Here is our models.js code.

const mongo = require('mongodb');

// connect to MongoDB
var dbo = null;
mongo.connect('mongodb://localhost:27017/codeforgeek', {
    useNewUrlParser: true
}, (err, db) => {
    if (err) {
        process.exit(0);
    }
    dbo = db.db('codeforgeek');
    console.log('connected to the database');
});

function getArticle(id) {
    return new Promise((resolve, reject) => {
        dbo.collection('posts').find({
            id: id
        }).toArray((err, articleData) => {
            if(err) {
                return reject(err);
            }
            resolve(articleData);
        });
    });
}

module.exports = {
    getArticle: getArticle
};

Let’s run the code and check its working.

node app.js

Here is the result.

Awesome. Let’s our Redis Cache.

Adding Redis Cache

Let’s add a Redis Cache in our code.

Here is the updated models.js.

const mongo = require('mongodb');
const redisClient = require('redis').createClient;
const redis = redisClient(6379, 'localhost');

// connect to MongoDB
var dbo = null;
mongo.connect('mongodb://localhost:27017/codeforgeek', {
    useNewUrlParser: true
}, (err, db) => {
    if (err) {
        console.log(chalk.red(err));
        process.exit(0);
    }
    dbo = db.db('codeforgeek');
    console.log('connected to the database');
});

redis.on("connect", () => {
    console.log('connected to Redis');
});

function getArticle(id) {
    return new Promise((resolve, reject) => {
        redis.get(id,(err, reply) => {
            if(err) {
                console.log(err);
            } else if(reply) {
                resolve(reply);
            } else {
                dbo.collection('posts').find({
                    id: id
                }).toArray((err, articleData) => {
                    if(err) {
                        return reject(err);
                    }
                    if(articleData.length > 0) {
                        // set in redis
                        redis.set(id, JSON.stringify(articleData));
                    }
                    resolve(articleData);
                });
            }
        });
    });
}

module.exports = {
    getArticle: getArticle
};

In the code shown above, as you can see in the getArticle function, we are checking if the cache exists using the ID parameter. If it does exist, we return the data without going further. If the cache does not exist, we look for that data in MongoDB and add it to our cache if found.

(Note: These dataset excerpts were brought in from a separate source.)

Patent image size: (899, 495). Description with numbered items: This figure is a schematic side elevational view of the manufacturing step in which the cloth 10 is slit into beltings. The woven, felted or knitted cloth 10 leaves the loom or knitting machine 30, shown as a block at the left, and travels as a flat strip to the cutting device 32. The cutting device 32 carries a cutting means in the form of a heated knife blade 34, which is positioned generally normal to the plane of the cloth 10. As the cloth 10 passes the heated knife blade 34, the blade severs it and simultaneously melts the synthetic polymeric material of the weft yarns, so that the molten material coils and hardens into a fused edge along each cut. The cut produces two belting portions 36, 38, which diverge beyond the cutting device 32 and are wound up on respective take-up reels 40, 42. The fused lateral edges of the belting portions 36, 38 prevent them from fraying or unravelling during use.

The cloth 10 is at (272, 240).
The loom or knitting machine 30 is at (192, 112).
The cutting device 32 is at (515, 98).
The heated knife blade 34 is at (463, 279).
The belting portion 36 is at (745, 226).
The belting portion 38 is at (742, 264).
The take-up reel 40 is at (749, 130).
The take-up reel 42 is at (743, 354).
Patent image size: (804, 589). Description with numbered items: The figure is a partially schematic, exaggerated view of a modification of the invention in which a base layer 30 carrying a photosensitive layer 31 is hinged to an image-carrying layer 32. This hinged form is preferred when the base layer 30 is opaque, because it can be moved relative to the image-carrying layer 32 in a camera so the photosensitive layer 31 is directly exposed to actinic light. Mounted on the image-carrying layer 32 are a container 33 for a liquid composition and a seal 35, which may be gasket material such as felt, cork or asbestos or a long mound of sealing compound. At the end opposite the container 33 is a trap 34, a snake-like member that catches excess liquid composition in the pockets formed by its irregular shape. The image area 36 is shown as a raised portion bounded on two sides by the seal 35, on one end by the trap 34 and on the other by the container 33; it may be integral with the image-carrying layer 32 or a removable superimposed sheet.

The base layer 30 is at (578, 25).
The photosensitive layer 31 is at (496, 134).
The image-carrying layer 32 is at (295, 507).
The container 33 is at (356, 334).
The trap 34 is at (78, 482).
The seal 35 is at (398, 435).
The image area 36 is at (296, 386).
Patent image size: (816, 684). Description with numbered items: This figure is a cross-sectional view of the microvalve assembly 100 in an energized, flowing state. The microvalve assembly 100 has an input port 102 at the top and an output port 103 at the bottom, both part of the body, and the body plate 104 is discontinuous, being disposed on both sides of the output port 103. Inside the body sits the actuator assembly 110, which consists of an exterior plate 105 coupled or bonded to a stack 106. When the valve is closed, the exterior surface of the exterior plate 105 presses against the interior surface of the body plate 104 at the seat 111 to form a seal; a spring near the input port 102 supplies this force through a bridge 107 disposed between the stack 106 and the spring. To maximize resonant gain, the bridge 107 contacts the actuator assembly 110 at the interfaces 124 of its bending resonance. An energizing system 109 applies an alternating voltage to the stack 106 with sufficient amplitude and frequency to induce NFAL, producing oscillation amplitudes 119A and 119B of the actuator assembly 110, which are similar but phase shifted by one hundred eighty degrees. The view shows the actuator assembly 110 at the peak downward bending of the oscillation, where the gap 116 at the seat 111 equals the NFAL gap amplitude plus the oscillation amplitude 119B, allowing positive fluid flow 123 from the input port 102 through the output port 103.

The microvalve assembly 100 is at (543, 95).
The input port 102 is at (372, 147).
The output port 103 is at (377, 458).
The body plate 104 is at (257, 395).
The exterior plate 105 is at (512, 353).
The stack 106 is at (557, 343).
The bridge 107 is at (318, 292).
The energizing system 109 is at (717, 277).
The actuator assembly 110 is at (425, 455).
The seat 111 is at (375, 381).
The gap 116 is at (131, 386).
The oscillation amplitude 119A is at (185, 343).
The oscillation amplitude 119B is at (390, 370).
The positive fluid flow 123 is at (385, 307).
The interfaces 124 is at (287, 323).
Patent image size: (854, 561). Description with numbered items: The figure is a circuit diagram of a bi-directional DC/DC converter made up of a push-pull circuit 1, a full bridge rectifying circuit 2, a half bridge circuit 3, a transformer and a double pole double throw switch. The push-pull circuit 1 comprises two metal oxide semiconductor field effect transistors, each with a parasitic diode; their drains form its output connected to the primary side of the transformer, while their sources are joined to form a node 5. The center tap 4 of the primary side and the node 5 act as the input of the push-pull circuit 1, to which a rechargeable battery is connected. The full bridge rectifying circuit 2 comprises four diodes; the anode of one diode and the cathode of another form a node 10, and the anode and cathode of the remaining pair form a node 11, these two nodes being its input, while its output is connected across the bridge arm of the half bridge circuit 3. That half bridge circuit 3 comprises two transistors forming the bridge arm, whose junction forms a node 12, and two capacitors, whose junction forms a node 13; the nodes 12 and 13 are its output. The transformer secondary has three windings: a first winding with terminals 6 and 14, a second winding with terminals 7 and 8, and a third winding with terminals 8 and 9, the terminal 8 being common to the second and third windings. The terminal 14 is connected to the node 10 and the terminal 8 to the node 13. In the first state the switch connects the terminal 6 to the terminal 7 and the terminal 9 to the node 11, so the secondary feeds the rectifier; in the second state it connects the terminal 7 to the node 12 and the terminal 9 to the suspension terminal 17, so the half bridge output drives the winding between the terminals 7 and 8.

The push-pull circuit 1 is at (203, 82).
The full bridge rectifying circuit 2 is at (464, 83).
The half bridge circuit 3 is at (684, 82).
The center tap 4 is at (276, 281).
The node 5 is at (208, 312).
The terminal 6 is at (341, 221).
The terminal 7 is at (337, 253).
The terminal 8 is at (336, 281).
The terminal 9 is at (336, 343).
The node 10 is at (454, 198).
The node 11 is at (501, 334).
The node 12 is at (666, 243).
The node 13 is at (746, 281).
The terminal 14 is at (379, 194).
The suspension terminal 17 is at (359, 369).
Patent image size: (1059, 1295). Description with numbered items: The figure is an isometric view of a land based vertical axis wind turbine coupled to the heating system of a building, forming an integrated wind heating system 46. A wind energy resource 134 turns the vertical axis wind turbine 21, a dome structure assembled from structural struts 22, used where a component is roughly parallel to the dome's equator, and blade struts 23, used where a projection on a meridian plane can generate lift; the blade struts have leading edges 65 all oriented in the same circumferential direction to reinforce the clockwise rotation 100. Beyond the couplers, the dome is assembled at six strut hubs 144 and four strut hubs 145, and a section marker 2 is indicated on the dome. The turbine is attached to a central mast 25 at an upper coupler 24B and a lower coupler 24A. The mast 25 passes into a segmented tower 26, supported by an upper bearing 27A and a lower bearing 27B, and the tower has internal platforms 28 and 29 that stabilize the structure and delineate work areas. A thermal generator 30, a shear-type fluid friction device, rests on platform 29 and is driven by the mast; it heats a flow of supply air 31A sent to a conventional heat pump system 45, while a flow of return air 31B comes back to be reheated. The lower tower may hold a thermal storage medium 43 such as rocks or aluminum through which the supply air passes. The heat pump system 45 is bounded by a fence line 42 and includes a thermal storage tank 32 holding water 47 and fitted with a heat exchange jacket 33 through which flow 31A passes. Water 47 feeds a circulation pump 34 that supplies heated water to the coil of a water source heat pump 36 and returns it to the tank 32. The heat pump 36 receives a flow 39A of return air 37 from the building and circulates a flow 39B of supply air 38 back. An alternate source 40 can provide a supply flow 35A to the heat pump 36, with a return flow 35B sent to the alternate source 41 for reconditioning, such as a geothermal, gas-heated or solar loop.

Logic is simple and it works.

Run the application again and check the working.

Keeping the cache updated

How long do you want the cache to exists? What happens when there is new or updated data? We need to address issues like this when we introduce caching.

The time to retain the cache depends upon the system. For a site like Codeforgeek, I keep the cache for 24 hours and rebuild it again. You may need to have it for 1 hour or 100 hours depending on how often data gets updated.

When data gets updated, we can just update the Redis cache or delete the entry from Redis to let the system rebuild the cache. This decision is solely yours.

Caching policy

The codebase shown above is the basic caching system. It’s not recommended to put everything in a cache, this will slow down the system as well. We should only put those data in a cache which is highly requested for eg “Most popular articles”.

Redis has various caching policy built-in and I recommend the LRU (Least recently used) caching policy. This policy deletes the cache items that were least recently used.

You can pass the algorithm as a parameter when you start Redis.

redis-server -maxmemory-policy allkeys-lru

Conclusion

In this article, we studied about caching and how it can be useful in building high performing systems. Database caching is an amazing concept and I don’t see lots of developers using it in their project.